The Kingdom wants to create a new civilization for the future and urged countries to act similarly for the sake of building a better planet, the crown prince said in a Discovery Channel interview about The Line that aired on Monday.

He talked in the documentary about how the design idea behind of The Line came to be and what it will eventually mean for Saudi Arabia. 

“Since we have an empty place, and we want to have a place for 10 million people, then let’s think from scratch,” the crown prince said.

“We talked about a lot of ideas, ‘why can’t we build a circle?’,” he said, recalling the first steps in the city’s design process. We can connect it with mobility and built it “slowly until it was completed for 10 million people,” the crown prince added.

After brainstorming and a competition for the best designers for ideas on how the city should look, one design option stood out.

“They provided us with cities based on the existing methods but with better solutions,” he said.

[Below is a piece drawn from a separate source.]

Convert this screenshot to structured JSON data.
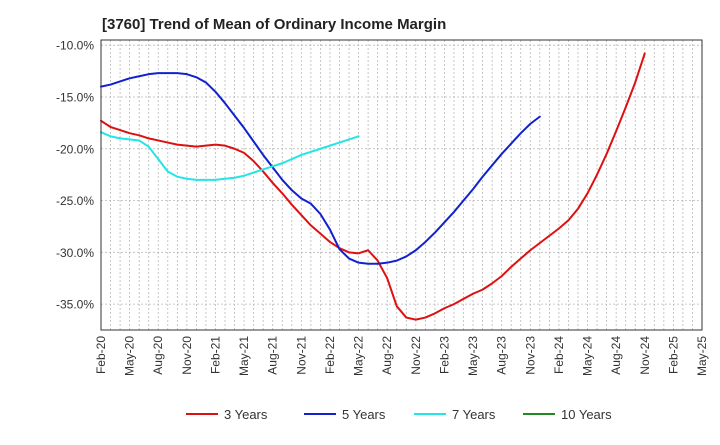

Except one, who said: “let’s turn it from a circle to a line”.

From there, the crown prince suggested a tweak that would established The Line’s iconic look.

“The infrastructure idea is good, but when you get in it, with the 2km width, you don’t feel it,” he said. “I told the team, how about if we take those 2km and flip it (so that it is) two towers (across) the whole line, is that going to work or will it be too massive?”

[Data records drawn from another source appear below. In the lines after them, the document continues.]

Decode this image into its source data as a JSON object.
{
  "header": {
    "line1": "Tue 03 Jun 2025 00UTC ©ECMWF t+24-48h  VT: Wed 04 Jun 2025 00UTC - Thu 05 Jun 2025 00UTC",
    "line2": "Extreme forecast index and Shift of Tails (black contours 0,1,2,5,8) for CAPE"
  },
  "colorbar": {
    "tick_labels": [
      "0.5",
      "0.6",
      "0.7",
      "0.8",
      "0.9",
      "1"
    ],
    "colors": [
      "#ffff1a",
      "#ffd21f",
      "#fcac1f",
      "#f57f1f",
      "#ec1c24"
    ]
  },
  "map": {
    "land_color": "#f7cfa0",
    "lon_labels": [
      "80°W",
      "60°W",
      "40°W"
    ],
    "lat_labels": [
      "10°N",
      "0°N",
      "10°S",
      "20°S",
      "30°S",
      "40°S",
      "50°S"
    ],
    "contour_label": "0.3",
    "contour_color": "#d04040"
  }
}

The result: A 170-km, 200-meter wide urban design phenomenon that will run on 100 percent renewable energy with 95 percent of land preserved for nature — and be car free.

The look of the city was unveiled by the crown prince in 2022, who said the design would clarify the internal structure of the multi-layered city and address the problems of traditional flat horizontal cities.

The crown prince said the Saudi population in 2030 is expected to be between 50 and 55 million, from the current 33 million. “In 2030, we are going to reach the full capacity of the existing infrastructure of Saudi Arabia,” he said, which necessitated the creation of the new city.

“The Line will tackle the challenges facing humanity in urban life today and will shine a light on alternative ways to live,” Prince Mohammed is quoted on the project’s official site. “We cannot ignore the livability and environmental crises facing our world’s cities”.

“Any new city is going to have to be top-down.” Existing cities, he said, have all undergone restructuring based on a constant problem-solution model, but a top-down solution facilitates building something like The Line.

Prince Mohammed said that it was not enough for the futuristic city to be technically possible, it had to be beautiful too.

“Engineering and design was not enough without art,” he said. “(We) don’t want to create a city without having the whole city as a piece of art.”

The crown prince said the project is grand in scope and fulfills its financial and other objectives.

“It’s massive, it’s huge,” he said, adding that he wishes he could explain it in a simpler way. “It’s something that creates a new way of building.”

The crown prince said Miami has a work and social life mix that is exciting for residents and The Line will be aiming to top that type of offering.

“In Miami when you get out of your office, you are on vacation — immediately you are next to entertainment, culture, sport and retail,” he said. “We are competing with Miami.”

Residents of The Line will only have a five-minute walk to reach all facilities and high-speed rail will provide an end-to-end transit of 20 minutes.

Nadhmi Al-Nasr, NEOM’s CEO, said that works are progressing in the futuristic city as per schedule.

Peter Fitzhardinge, head of Tourism Marketing at NEOM, told Arab News: “The development is being done. NEOM is becoming a reality. I live in NEOM, and I see developments every minute of every day. You have to come to NEOM to see the future of livability in the world.”

Of those that keep saying the current megaprojects in Saudi Arabia are too ambitious and cannot be done, the crown prince said: “They can keep saying that, and we can keep proving them wrong.”

“I can promise you there’s going to be something new and creative (in NEOM), but what is it? — It’s unknown, we are going to see.”